There have also been a couple of nice rainbows.

We had a turkey that didn't get out of some of the rain a couple of weeks ago, and a cold wet turkey is not likely to survive. So we brought it into the garage to warm up and dry off. This is almost the only thing my hair dryer ever does!
The turkey made a full recovery once we had her dried off and we were able to take her back to the flock.

I also told you I would update you on my garden, so I took a picture of my garden this morning. "Horribly neglected" is somehow insufficient as a description...

The yellow cherry tomatoes decided to go nuts, and I did a bad job of harvesting my radishes (they are off to the left of the picture, out of sight). It's still a more successful garden than any I've ever had, so I will continue to get better at this garden thing. 

My morning glories did grow well up my back porch, this is the first year that some of the variegated variety have shown up!


I took a picture of a very large garden spider hanging out by our pumpkins (which are not in the garden)--she's a beauty, but didn't feel like posing for me.
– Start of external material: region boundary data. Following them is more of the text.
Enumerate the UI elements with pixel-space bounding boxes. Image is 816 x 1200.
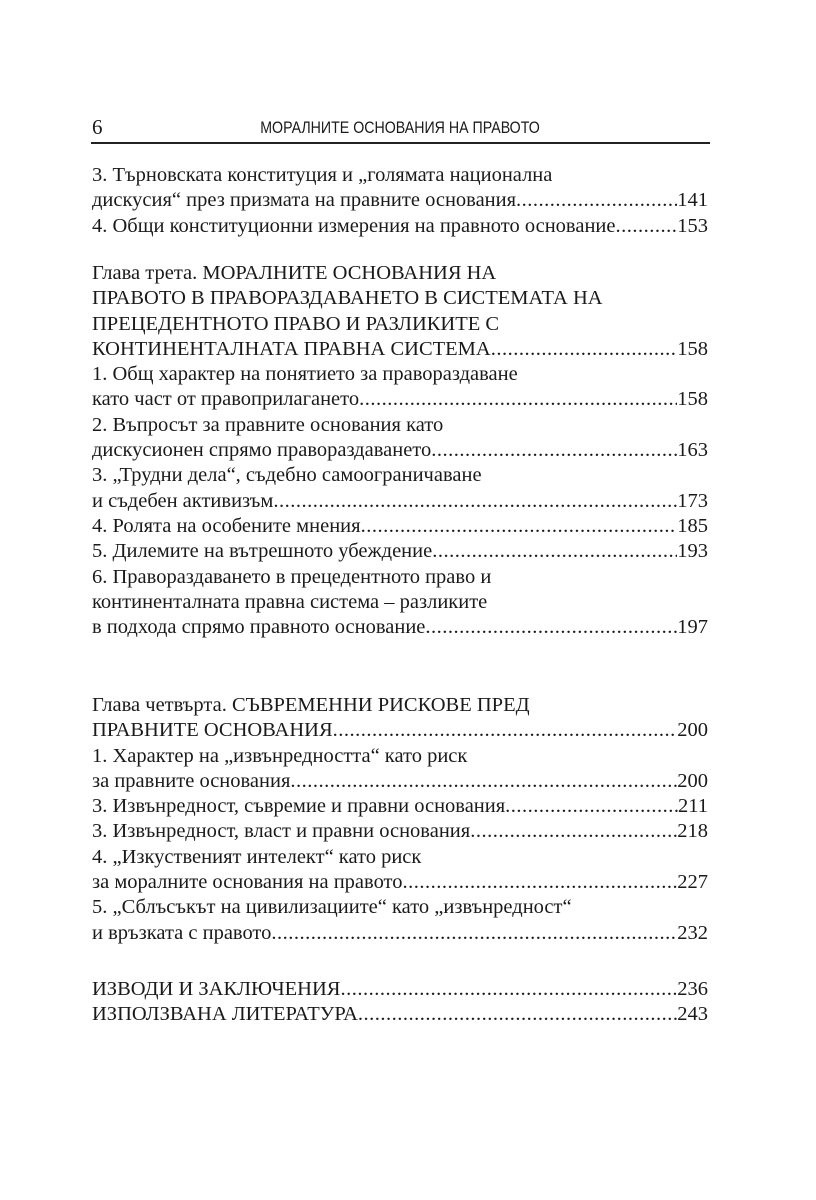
dot-leader (361, 514, 678, 539)
toc-group-chapter-4 (92, 693, 708, 946)
toc-entry-continued (92, 362, 708, 387)
dot-leader (358, 1002, 677, 1027)
toc-page-number: 173 (677, 489, 708, 512)
toc-entry-text: за правните основания (92, 769, 291, 792)
toc-entry-text: за моралните основания на правото (92, 871, 403, 894)
toc-page-number: 227 (677, 871, 708, 894)
toc-entry (92, 769, 708, 794)
toc-entry-text: дискусия“ през призмата на правните основания (92, 189, 517, 212)
dot-leader (425, 615, 677, 640)
toc-entry-text: и връзката с правото (92, 921, 272, 944)
toc-entry (92, 489, 708, 514)
toc-entry-text: Глава четвърта. СЪВРЕМЕННИ РИСКОВЕ ПРЕД (92, 694, 530, 716)
toc-entry-text: КОНТИНЕНТАЛНАТА ПРАВНА СИСТЕМА (92, 337, 491, 360)
toc-group-chapter-3 (92, 261, 708, 640)
toc-entry (92, 794, 708, 819)
toc-page-number: 163 (677, 439, 708, 462)
dot-leader (431, 438, 677, 463)
toc-entry (92, 214, 708, 239)
toc-entry (92, 718, 708, 743)
dot-leader (359, 387, 677, 412)
toc-entry-continued (92, 163, 708, 188)
toc-entry-continued (92, 590, 708, 615)
toc-entry-text: 1. Характер на „извънредността“ като риск (92, 744, 468, 767)
dot-leader (273, 489, 677, 514)
dot-leader (432, 539, 677, 564)
page-number: 6 (92, 115, 103, 139)
toc-entry-text: като част от правоприлагането (92, 388, 360, 411)
dot-leader (491, 337, 678, 362)
toc-entry-text: ПРАВОТО В ПРАВОРАЗДАВАНЕТО В СИСТЕМАТА НА (92, 287, 603, 310)
toc-page-number: 200 (677, 719, 708, 742)
toc-entry (92, 539, 708, 564)
toc-group-back-matter (92, 977, 708, 1028)
toc-page-number: 193 (677, 540, 708, 563)
toc-entry-text: ИЗПОЛЗВАНА ЛИТЕРАТУРА (92, 1003, 358, 1026)
toc-page-number: 200 (677, 769, 708, 792)
dot-leader (333, 718, 678, 743)
toc-page-number: 218 (677, 820, 708, 843)
toc-entry-text: 4. „Изкуственият интелект“ като риск (92, 845, 422, 868)
toc-entry-text: Глава трета. МОРАЛНИТЕ ОСНОВАНИЯ НА (92, 262, 497, 284)
header-rule (91, 142, 710, 144)
toc-entry-text: ПРАВНИТЕ ОСНОВАНИЯ (92, 719, 333, 742)
toc-entry (92, 387, 708, 412)
toc-entry (92, 514, 708, 539)
toc-entry-text: 4. Общи конституционни измерения на правното основание (92, 214, 616, 237)
toc-page-number: 243 (677, 1003, 708, 1026)
toc-page-number: 232 (677, 921, 708, 944)
toc-entry-continued (92, 413, 708, 438)
toc-entry-continued (92, 744, 708, 769)
toc-page-number: 141 (677, 189, 708, 212)
toc-entry (92, 819, 708, 844)
toc-entry-continued (92, 261, 708, 286)
toc-entry-text: 3. Извънредност, съвремие и правни основания (92, 795, 506, 818)
running-title: МОРАЛНИТЕ ОСНОВАНИЯ НА ПРАВОТО (260, 119, 540, 137)
toc-entry (92, 615, 708, 640)
toc-entry-continued (92, 895, 708, 920)
toc-entry-text: континенталната правна система – разликите (92, 590, 488, 613)
toc-entry-continued (92, 565, 708, 590)
toc-entry-text: 5. Дилемите на вътрешното убеждение (92, 540, 433, 563)
dot-leader (505, 794, 678, 819)
toc-entry-text: 3. Извънредност, власт и правни основания (92, 820, 471, 843)
toc-entry-text: в подхода спрямо правното основание (92, 616, 426, 639)
toc-page-number: 185 (677, 514, 708, 537)
toc-entry-text: 5. „Сблъсъкът на цивилизациите“ като „извънредност“ (92, 896, 572, 919)
toc-entry-text: 3. „Трудни дела“, съдебно самоограничаване (92, 464, 482, 487)
toc-page-number: 236 (677, 978, 708, 1000)
toc-entry-continued (92, 463, 708, 488)
toc-entry-text: 4. Ролята на особените мнения (92, 514, 361, 537)
toc-entry-text: 6. Правораздаването в прецедентното право и (92, 565, 492, 588)
toc-entry-text: и съдебен активизъм (92, 489, 274, 512)
toc-entry-text: 2. Въпросът за правните основания като (92, 413, 444, 436)
toc-group-chapter-2-end (92, 163, 708, 239)
toc-page-number: 158 (677, 388, 708, 411)
toc-entry (92, 977, 708, 1002)
toc-entry-continued (92, 286, 708, 311)
toc-entry-text: ПРЕЦЕДЕНТНОТО ПРАВО И РАЗЛИКИТЕ С (92, 312, 500, 335)
toc-page-number: 153 (677, 214, 708, 237)
toc-entry-continued (92, 693, 708, 718)
toc-page-number: 211 (678, 795, 708, 818)
dot-leader (470, 819, 677, 844)
toc-entry (92, 1002, 708, 1027)
dot-leader (271, 921, 677, 946)
dot-leader (516, 188, 677, 213)
toc-page-number: 197 (677, 616, 708, 639)
toc-entry-text: 1. Общ характер на понятието за правораздаване (92, 363, 518, 386)
toc-entry (92, 921, 708, 946)
toc-entry (92, 337, 708, 362)
toc-entry-continued (92, 845, 708, 870)
toc-entry-text: ИЗВОДИ И ЗАКЛЮЧЕНИЯ (92, 978, 341, 1000)
dot-leader (340, 977, 677, 1002)
dot-leader (290, 769, 677, 794)
toc-entry (92, 438, 708, 463)
toc-entry-text: 3. Търновската конституция и „голямата национална (92, 164, 553, 186)
toc-entry (92, 870, 708, 895)
dot-leader (402, 870, 677, 895)
toc-entry (92, 188, 708, 213)
toc-entry-continued (92, 312, 708, 337)
dot-leader (615, 214, 677, 239)
toc-page-number: 158 (677, 337, 708, 360)
toc-entry-text: дискусионен спрямо правораздаването (92, 439, 432, 462)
Also in critter news we adopted a puppy. This is our fifth attempt at a dog since starting a farm (with varying types of failure), but is our first attempt at a puppy. She's a border collie mix, we think mixed with rat terrier since she is not shaggy enough to be pure border collie. She's very smart, but also very puppy-like and we've been working on house training and getting her to not herd the children around. 

We took the kids to Living History Farms a couple of weeks ago, where they got to see some of how people used to farm. They aren't quite old enough to really make the connections and see how things are the same and how they are different from those farms to ours. 


At the fair this year the kids were old enough to start playing more, including the tunnel of squash (?) that they put up near the agriculture building. Here they are running out of the tunnel:


I'm biased, but I think those are pretty good pictures of both of them!

H and I just got back from our annual trip to Clearwater Camp's family camp, where we had a great time! The weather was just perfect.

We did some fishing, here I caught H right at the moment she had touched the fish and is currently saying "Eww!"

And we also tried archery for the first time, with some help from a counselor.

'Til next year, beautiful North Woods!